A GENETIC test could soon be available that will reveal if someone can expect to live to 100.
Scientists have identified a set of genetic fingerprints that predicts extreme long life with an accuracy of 77%.
They believe private companies are likely to use the information to create a longevity test, but are concerned about the social implications.
The 150 genetic variants are found in people who survive to their late 90s or beyond, with remarkably little disability.
They appear to exert a powerful effect, counteracting the influence of genes linked to age-related conditions such as Alzheimer’s and heart disease that can shorten life.
With the scientific data in the public domain, it may not be long before someone produces a “DNA chip” test for the long-life variants.
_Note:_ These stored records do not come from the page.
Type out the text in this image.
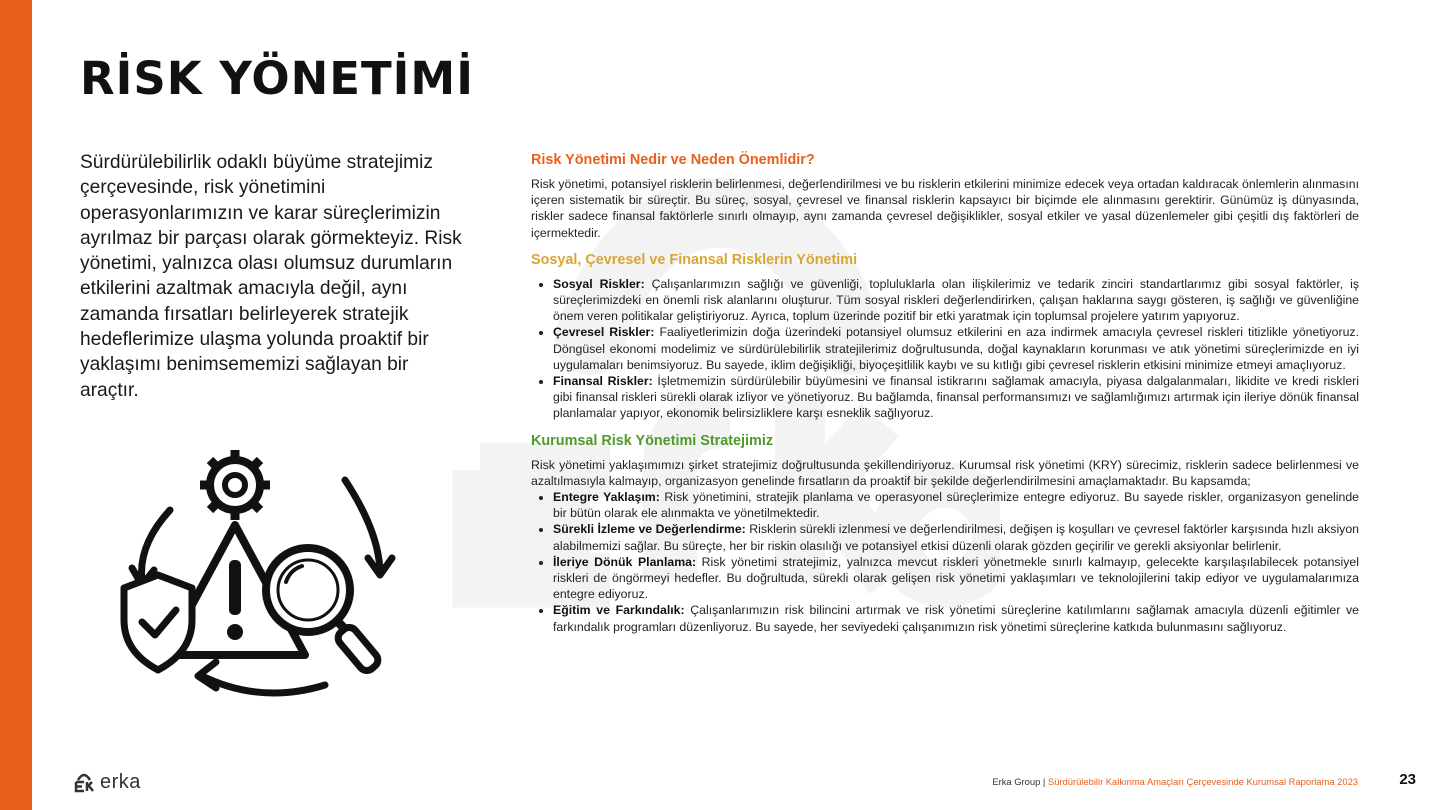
RİSK YÖNETİMİ

Sürdürülebilirlik odaklı büyüme stratejimiz çerçevesinde, risk yönetimini operasyonlarımızın ve karar süreçlerimizin ayrılmaz bir parçası olarak görmekteyiz. Risk yönetimi, yalnızca olası olumsuz durumların etkilerini azaltmak amacıyla değil, aynı zamanda fırsatları belirleyerek stratejik hedeflerimize ulaşma yolunda proaktif bir yaklaşımı benimsememizi sağlayan bir araçtır.

Risk Yönetimi Nedir ve Neden Önemlidir?

Risk yönetimi, potansiyel risklerin belirlenmesi, değerlendirilmesi ve bu risklerin etkilerini minimize edecek veya ortadan kaldıracak önlemlerin alınmasını içeren sistematik bir süreçtir. Bu süreç, sosyal, çevresel ve finansal risklerin kapsayıcı bir biçimde ele alınmasını gerektirir. Günümüz iş dünyasında, riskler sadece finansal faktörlerle sınırlı olmayıp, aynı zamanda çevresel değişiklikler, sosyal etkiler ve yasal düzenlemeler gibi çeşitli dış faktörleri de içermektedir.

Sosyal, Çevresel ve Finansal Risklerin Yönetimi
• Sosyal Riskler: Çalışanlarımızın sağlığı ve güvenliği, topluluklarla olan ilişkilerimiz ve tedarik zinciri standartlarımız gibi sosyal faktörler, iş süreçlerimizdeki en önemli risk alanlarını oluşturur. Tüm sosyal riskleri değerlendirirken, çalışan haklarına saygı gösteren, iş sağlığı ve güvenliğine önem veren politikalar geliştiriyoruz. Ayrıca, toplum üzerinde pozitif bir etki yaratmak için toplumsal projelere yatırım yapıyoruz.
• Çevresel Riskler: Faaliyetlerimizin doğa üzerindeki potansiyel olumsuz etkilerini en aza indirmek amacıyla çevresel riskleri titizlikle yönetiyoruz. Döngüsel ekonomi modelimiz ve sürdürülebilirlik stratejilerimiz doğrultusunda, doğal kaynakların korunması ve atık yönetimi süreçlerimizde en iyi uygulamaları benimsiyoruz. Bu sayede, iklim değişikliği, biyoçeşitlilik kaybı ve su kıtlığı gibi çevresel risklerin etkisini minimize etmeyi amaçlıyoruz.
• Finansal Riskler: İşletmemizin sürdürülebilir büyümesini ve finansal istikrarını sağlamak amacıyla, piyasa dalgalanmaları, likidite ve kredi riskleri gibi finansal riskleri sürekli olarak izliyor ve yönetiyoruz. Bu bağlamda, finansal performansımızı ve sağlamlığımızı artırmak için ileriye dönük finansal planlamalar yapıyor, ekonomik belirsizliklere karşı esneklik sağlıyoruz.
Kurumsal Risk Yönetimi Stratejimiz

Risk yönetimi yaklaşımımızı şirket stratejimiz doğrultusunda şekillendiriyoruz. Kurumsal risk yönetimi (KRY) sürecimiz, risklerin sadece belirlenmesi ve azaltılmasıyla kalmayıp, organizasyon genelinde fırsatların da proaktif bir şekilde değerlendirilmesini amaçlamaktadır. Bu kapsamda;

• Entegre Yaklaşım: Risk yönetimini, stratejik planlama ve operasyonel süreçlerimize entegre ediyoruz. Bu sayede riskler, organizasyon genelinde bir bütün olarak ele alınmakta ve yönetilmektedir.
• Sürekli İzleme ve Değerlendirme: Risklerin sürekli izlenmesi ve değerlendirilmesi, değişen iş koşulları ve çevresel faktörler karşısında hızlı aksiyon alabilmemizi sağlar. Bu süreçte, her bir riskin olasılığı ve potansiyel etkisi düzenli olarak gözden geçirilir ve gerekli aksiyonlar belirlenir.
• İleriye Dönük Planlama: Risk yönetimi stratejimiz, yalnızca mevcut riskleri yönetmekle sınırlı kalmayıp, gelecekte karşılaşılabilecek potansiyel riskleri de öngörmeyi hedefler. Bu doğrultuda, sürekli olarak gelişen risk yönetimi yaklaşımları ve teknolojilerini takip ediyor ve uygulamalarımıza entegre ediyoruz.
• Eğitim ve Farkındalık: Çalışanlarımızın risk bilincini artırmak ve risk yönetimi süreçlerine katılımlarını sağlamak amacıyla düzenli eğitimler ve farkındalık programları düzenliyoruz. Bu sayede, her seviyedeki çalışanımızın risk yönetimi süreçlerine katkıda bulunmasını sağlıyoruz.
erka	Erka Group | Sürdürülebilir Kalkınma Amaçları Çerçevesinde Kurumsal Raporlama 2023	23
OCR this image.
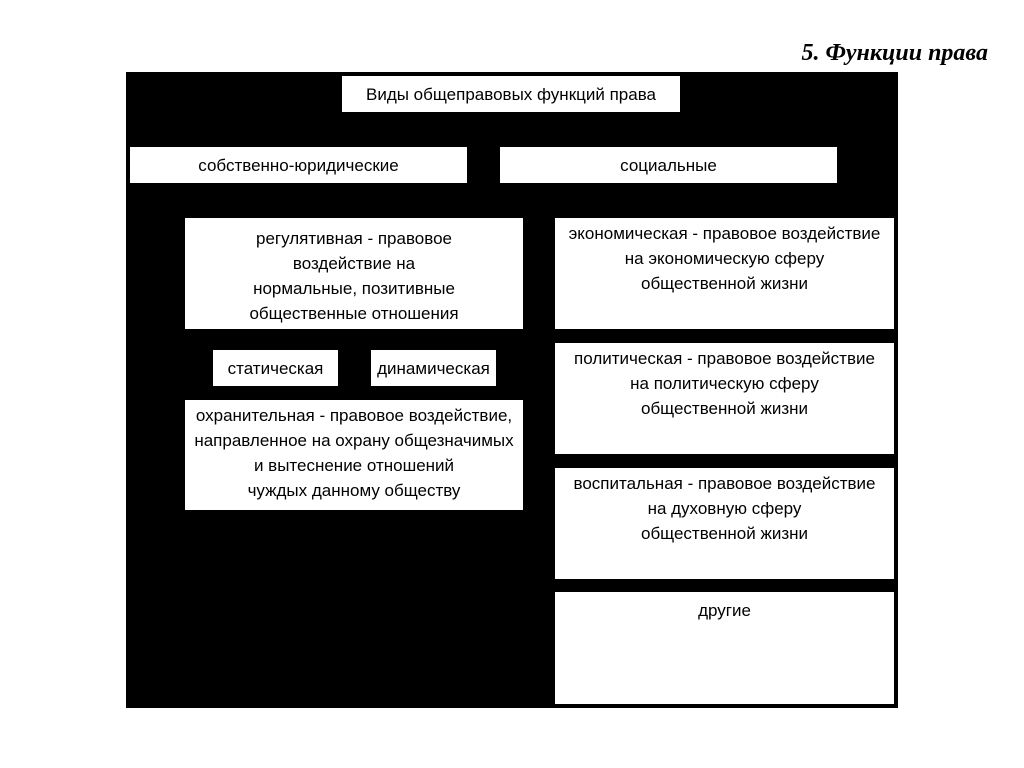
5. Функции права
Виды общеправовых функций права
собственно-юридические	социальные
регулятивная - правовое
воздействие на
нормальные, позитивные
общественные отношения
статическая	динамическая
охранительная - правовое воздействие,
направленное на охрану общезначимых
и вытеснение отношений
чуждых данному обществу
экономическая - правовое воздействие
на экономическую сферу
общественной жизни
политическая - правовое воздействие
на политическую сферу
общественной жизни
воспитальная - правовое воздействие
на духовную сферу
общественной жизни
другие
A student involved in the study is already working on a website that can be used by anyone with access to their genetic code.
It will analyse the genetic data to calculate the chances of longevity, and provide advice on how to interpret the results.
The research is published in the online version of the journal Science.
Dr Tom Perls, a leading member of the team from Boston University School of Medicine in the US, said: “You could conceivably produce a chip that would help predict people’s genetic predisposition for exceptional longevity.”
Scientists recruited 1,055 men and women whose ages ranged from 90 to 119. Their DNA was compared with that of 1,267 randomly chosen “control” individuals of various ages.
Using these variants, the scientists were able to predict “exceptional longevity” with 77% accuracy.
Some 45% of the very oldest participants — those aged 110 or more — had the largest share of longevity variants.
The scientists were also able to sort 90% of the centenarians into 19 groups with different genetic signatures linked to long survival and the delayed onset of various age-related diseases.